Çinli yetkiliden ABD uyarısı

Emekli Tümgeneral Beyazıt Karataş cezaevinden yolladığı mektubunun bir bölümünü Savunma Sanayi konularına ayırdı. Karataş, 2009'da Suriye ile imzalanan Türkiye-Suriye İşbirliği Anlaşması'yla iki ülke arasındaki askeri ilişkilerde önemli gelişmeler yaşandığını anlatırken, ABD'nin bu ilişkiden büyük rahatsızlık duyduğunu vurguladı.

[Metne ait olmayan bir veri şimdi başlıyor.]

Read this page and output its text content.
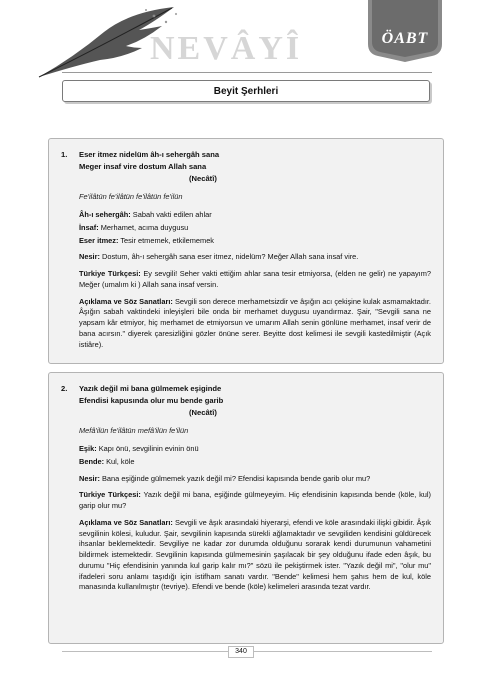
NEVÂYÎ	ÖABT
Beyit Şerhleri
1.	Eser itmez nidelüm âh-ı sehergâh sana
Meger insaf vire dostum Allah sana
(Necâtî)
Fe'ilâtün fe'ilâtün fe'ilâtün fe'ilün
Âh-ı sehergâh: Sabah vakti edilen ahlar
İnsaf: Merhamet, acıma duygusu
Eser itmez: Tesir etmemek, etkilememek
Nesir: Dostum, âh-ı sehergâh sana eser itmez, nidelüm? Meğer Allah sana insaf vire.
Türkiye Türkçesi: Ey sevgili! Seher vakti ettiğim ahlar sana tesir etmiyorsa, (elden ne gelir) ne yapayım? Meğer (umalım ki ) Allah sana insaf versin.
Açıklama ve Söz Sanatları: Sevgili son derece merhametsizdir ve âşığın acı çekişine kulak asmamaktadır. Âşığın sabah vaktindeki inleyişleri bile onda bir merhamet duygusu uyandırmaz. Şair, "Sevgili sana ne yapsam kâr etmiyor, hiç merhamet de etmiyorsun ve umarım Allah senin gönlüne merhamet, insaf verir de bana acırsın." diyerek çaresizliğini gözler önüne serer. Beyitte dost kelimesi ile sevgili kastedilmiştir (Açık istiâre).
2.	Yazık değil mi bana gülmemek eşiginde
Efendisi kapusında olur mu bende garib
(Necâtî)
Mefâ'ilün fe'ilâtün mefâ'ilün fe'ilün
Eşik: Kapı önü, sevgilinin evinin önü
Bende: Kul, köle
Nesir: Bana eşiğinde gülmemek yazık değil mi? Efendisi kapısında bende garib olur mu?
Türkiye Türkçesi: Yazık değil mi bana, eşiğinde gülmeyeyim. Hiç efendisinin kapısında bende (köle, kul) garip olur mu?
Açıklama ve Söz Sanatları: Sevgili ve âşık arasındaki hiyerarşi, efendi ve köle arasındaki ilişki gibidir. Âşık sevgilinin kölesi, kuludur. Şair, sevgilinin kapısında sürekli ağlamaktadır ve sevgiliden kendisini güldürecek ihsanlar beklemektedir. Sevgiliye ne kadar zor durumda olduğunu sorarak kendi durumunun vahametini bildirmek istemektedir. Sevgilinin kapısında gülmemesinin şaşılacak bir şey olduğunu ifade eden âşık, bu durumu "Hiç efendisinin yanında kul garip kalır mı?" sözü ile pekiştirmek ister. "Yazık değil mi", "olur mu" ifadeleri soru anlamı taşıdığı için istifham sanatı vardır. "Bende" kelimesi hem şahıs hem de kul, köle manasında kullanılmıştır (tevriye). Efendi ve bende (köle) kelimeleri arasında tezat vardır.
340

Çin'den Uzun Menzilli Füze Alımı konusunda da ABD'nin rahatsız olduğunu hatırlatan Karataş, 2007-2009 yılları arasında Milli Savunma Bakanlığı Müsteşar Yardımcısı olarak Pekin'e gittiğinde, Çinli bir yetkilinin kendisine "Eğer Türkiye bu füzeleri almaya kalkarsa ABD bunu size aldırmamak için her türlü engellemeyi yapacaktır" dediğini aktardı. Karataş, ABD'nin asıl hedefinin TSK’nın önderliğinde savunma projelerindeki yerlilik oranının yıllar içinde artış göstermesi olduğuna dikkat çekti.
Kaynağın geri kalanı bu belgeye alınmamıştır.